Ни за какие сокровища - Фальски Вера
– Плачем?
– Нет-нет, у меня просто глаза пекут, – ответила она, отвернувшись в сторону и шмыгая носом.
– Ну да, такое часто бывает. Просто этот фильм выделяет пыль через экран. Очень неудобно для аллергиков.
Эва бросила в него подушку, и он успешно отразил атаку. Потом взяла бокал с коктейлем.
– Как ты думаешь, что он ей сказал?
– Знаешь, сколько было интерпретаций этой сцены? Люди спорят об этом с премьеры. Конечно, большинство верят в счастливый конец.
– А ты что думаешь?
– Я думаю, он сказал… – Александр наклонился к уху Эвы и прошептал: – «Я люблю тебя, будь со мной всегда».

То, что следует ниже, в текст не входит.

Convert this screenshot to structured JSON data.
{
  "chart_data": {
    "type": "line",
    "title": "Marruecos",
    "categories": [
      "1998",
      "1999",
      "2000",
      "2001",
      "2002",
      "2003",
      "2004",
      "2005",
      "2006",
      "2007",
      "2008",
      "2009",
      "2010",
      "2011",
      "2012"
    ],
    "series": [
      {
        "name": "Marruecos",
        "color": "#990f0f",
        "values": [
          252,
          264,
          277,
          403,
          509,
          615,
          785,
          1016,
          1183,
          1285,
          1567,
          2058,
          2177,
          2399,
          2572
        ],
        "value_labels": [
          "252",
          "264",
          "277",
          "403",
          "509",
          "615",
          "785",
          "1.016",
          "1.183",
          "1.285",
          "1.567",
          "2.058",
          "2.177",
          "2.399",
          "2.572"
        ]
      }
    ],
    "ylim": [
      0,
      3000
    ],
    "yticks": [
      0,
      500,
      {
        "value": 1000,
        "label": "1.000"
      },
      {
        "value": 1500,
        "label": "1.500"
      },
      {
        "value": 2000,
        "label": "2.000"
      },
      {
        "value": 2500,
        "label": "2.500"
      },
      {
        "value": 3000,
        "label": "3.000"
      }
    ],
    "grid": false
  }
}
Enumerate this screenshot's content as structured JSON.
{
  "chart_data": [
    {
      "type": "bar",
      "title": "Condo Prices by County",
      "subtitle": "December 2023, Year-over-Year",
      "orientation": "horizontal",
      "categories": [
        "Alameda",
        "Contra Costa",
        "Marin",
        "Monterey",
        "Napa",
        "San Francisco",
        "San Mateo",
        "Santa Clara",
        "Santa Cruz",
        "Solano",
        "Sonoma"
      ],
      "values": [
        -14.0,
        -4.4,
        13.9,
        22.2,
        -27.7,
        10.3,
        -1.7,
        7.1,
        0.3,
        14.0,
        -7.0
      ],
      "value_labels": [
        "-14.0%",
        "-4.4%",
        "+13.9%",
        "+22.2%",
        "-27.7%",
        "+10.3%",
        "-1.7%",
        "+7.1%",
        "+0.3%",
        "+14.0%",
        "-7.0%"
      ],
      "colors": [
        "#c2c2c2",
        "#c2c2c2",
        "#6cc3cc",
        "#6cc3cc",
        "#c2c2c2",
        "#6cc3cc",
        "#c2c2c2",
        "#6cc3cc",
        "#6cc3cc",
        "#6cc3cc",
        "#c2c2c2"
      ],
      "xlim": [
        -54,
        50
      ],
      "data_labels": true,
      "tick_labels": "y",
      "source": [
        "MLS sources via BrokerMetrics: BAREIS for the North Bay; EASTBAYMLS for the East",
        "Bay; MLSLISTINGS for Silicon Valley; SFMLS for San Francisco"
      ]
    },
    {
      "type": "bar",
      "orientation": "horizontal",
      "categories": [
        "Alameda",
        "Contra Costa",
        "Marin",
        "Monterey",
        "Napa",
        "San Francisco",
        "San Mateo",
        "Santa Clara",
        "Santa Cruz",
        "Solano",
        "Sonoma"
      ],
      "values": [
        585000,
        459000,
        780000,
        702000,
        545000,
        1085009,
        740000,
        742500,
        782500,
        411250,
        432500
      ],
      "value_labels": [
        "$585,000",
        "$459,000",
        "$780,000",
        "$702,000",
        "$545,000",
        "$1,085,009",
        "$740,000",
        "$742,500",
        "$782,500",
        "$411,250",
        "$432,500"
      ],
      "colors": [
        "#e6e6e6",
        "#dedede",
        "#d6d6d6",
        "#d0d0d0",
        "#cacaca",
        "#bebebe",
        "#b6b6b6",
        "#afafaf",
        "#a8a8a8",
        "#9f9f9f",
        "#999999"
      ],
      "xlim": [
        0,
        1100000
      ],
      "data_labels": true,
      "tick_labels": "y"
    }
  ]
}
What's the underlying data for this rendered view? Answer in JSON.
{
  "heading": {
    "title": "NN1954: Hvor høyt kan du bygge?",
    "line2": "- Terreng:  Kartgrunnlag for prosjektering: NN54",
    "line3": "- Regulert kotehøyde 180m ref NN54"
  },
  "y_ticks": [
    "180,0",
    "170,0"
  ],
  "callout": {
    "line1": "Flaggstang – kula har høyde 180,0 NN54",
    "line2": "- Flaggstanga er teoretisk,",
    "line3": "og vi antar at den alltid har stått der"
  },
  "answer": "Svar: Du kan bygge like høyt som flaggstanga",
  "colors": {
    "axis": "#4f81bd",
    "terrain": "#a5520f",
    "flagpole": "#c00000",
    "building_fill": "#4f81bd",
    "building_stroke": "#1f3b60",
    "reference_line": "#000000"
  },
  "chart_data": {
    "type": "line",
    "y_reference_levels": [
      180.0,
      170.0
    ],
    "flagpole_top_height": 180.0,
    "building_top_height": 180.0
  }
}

Когда Эва возвращалась домой, солнце уже медленно склонялось к закату. Лягушки бушевали в озере, в отдалении слышался клекот аистов. Пыль из-под колес изредка проезжающих автомобилей лезла в глаза. Лето в этом году стояло сухое, уже давно не выпадало ни капли дождя. Эве, после многочисленных бокалов «Беллини», хотелось броситься в озеро и выпить его целиком. Чувствовала она себя не очень хорошо. Хотя день, проведенный в объятиях Александра, оказался чудесным и подействовал как бальзам на душу, она явно переборщила с алкоголем. У нее кружилась голова и подступала рвота. Александр хотел ее подвезти, но Эва решительно отказалась:
– Во-первых, ты пьян, а во-вторых, пока хватит встреч с моей семьей. Кроме того, мне полезно пройтись, надо проветрить голову.
Александр не дал так легко от себя отделаться и проводил ее до самых деревенских плетней. Там Эва умоляюще посмотрела на него.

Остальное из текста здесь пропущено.